Dr. Manuel Ramirez, a professor of Chicano studies at UTEP who also studied Southern History, said he has a photograph of a Mexican-American family parked near a cotton field in Mississippi during the 1920s.

“This is an example of Mexicans in the Mississippi Delta,” Ramirez said.  “You can’t make out the license plate but it’s a license plate from Texas so I would imagine these individuals were from South Texas following the harvest trail up to Mississippi.” Ramirez said the reason for this is mainly due to the Great Migration of African-Americans from the South to the North that left empty labor spots for other workers to fill.

Ramirez said the Mexican presence in the South is a rarely discussed aspect of Mexican-American history that should be investigated more.

“Most of the history of Mexican-Americans has focused on those living in the Southwestern part of the United States. With some exceptions, as far as Mexican-American history in the South, I think it is often neglected and is hardly researched,” he says.

Aguirre said historians are now doing more research on African and African American influences on Mexicans in both Mexico and the U.S. But, “studies such as this one add a new dimension to both the Mexican/Mexican American and African American experiences in the United States,” she says.

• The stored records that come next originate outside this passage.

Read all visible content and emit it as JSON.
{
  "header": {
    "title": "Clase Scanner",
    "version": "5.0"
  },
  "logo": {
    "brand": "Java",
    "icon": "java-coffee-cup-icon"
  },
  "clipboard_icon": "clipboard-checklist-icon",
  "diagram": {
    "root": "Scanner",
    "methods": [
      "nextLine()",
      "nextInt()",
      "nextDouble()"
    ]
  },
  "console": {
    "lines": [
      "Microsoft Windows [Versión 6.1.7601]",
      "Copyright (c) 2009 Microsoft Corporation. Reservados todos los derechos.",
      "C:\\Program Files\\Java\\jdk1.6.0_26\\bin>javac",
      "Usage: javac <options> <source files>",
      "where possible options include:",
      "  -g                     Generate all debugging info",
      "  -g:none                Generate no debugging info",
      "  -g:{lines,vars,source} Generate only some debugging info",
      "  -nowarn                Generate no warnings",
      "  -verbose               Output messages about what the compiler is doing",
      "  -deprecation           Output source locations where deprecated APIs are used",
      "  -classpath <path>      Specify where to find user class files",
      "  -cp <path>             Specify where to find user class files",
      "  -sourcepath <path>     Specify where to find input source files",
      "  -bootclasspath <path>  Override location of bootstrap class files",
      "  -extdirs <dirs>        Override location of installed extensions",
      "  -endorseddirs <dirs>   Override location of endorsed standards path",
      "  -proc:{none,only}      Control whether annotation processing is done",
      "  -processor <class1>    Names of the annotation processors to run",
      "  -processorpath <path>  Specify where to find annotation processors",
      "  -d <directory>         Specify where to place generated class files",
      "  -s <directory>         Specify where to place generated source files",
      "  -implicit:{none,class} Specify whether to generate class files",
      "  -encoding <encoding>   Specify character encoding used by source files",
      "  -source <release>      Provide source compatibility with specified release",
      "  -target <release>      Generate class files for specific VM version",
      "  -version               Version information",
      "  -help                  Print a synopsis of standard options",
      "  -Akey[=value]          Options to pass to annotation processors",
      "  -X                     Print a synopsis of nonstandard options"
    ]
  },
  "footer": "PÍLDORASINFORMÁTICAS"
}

This part of history is intriguing because many are unaware of it. The idea of Mexicans in the South in the 1800s is unfamiliar to most. The idea of Blacks and Mexicans intermingling and perhaps connecting with and influencing each other through music and food is largely ignored.

“Sharing music, sharing culture, and sharing food. That’s a cool story so why don’t we hear about that? All we hear is sort of about the tensions and the problems but there’s evidence of cultural interaction going back 100 years,” said Avant-Mier.

He says that in both cultures there is occasionally tension due to dissimilarities, but the recent discoveries of evidence of Black and Mexican interaction in the South can help relieve this strain.

His research thus far has opened up other areas of inquiry.

“They borrowed a cultural tradition, I’m guessing. And then the question becomes what did we get from African-Americans?” Avant-Mier asks. “If they’re getting our tamales we were interacting which means we must’ve gotten something from them as well. And I don’t know what the answer is but that opens up questions.”

He said that although there is no research funding or collaborations on this issue, it is a significant piece of Mexican-American history that deserves study and additional research.

He believes this research could be turned into a book.

“I have been surprised about how much I keep finding out. Since I published my first book, I now think a lot about another one, or the next one. I’ve got two other book projects going on right now, so who knows, this might be another one,” he said.

3 thoughts on “A tale of unwritten Mexican-American history told on the Mississippi Delta Tamale Trail

  1. I have been doing research into foodways in the northeast Arkansas Delta region over the last few years. Tamales are also an important part of the food culture here, but the sellers are usually white with many of them learning about the food through Mexican nationals who worked in the Bracero program after World War II. The best known Arkansas Delta tamale vendor is probably Joe St. Columbia who is of Sicilian descent. His grandfather learned how to make tamales from Mexican customers who had come to work in the fields.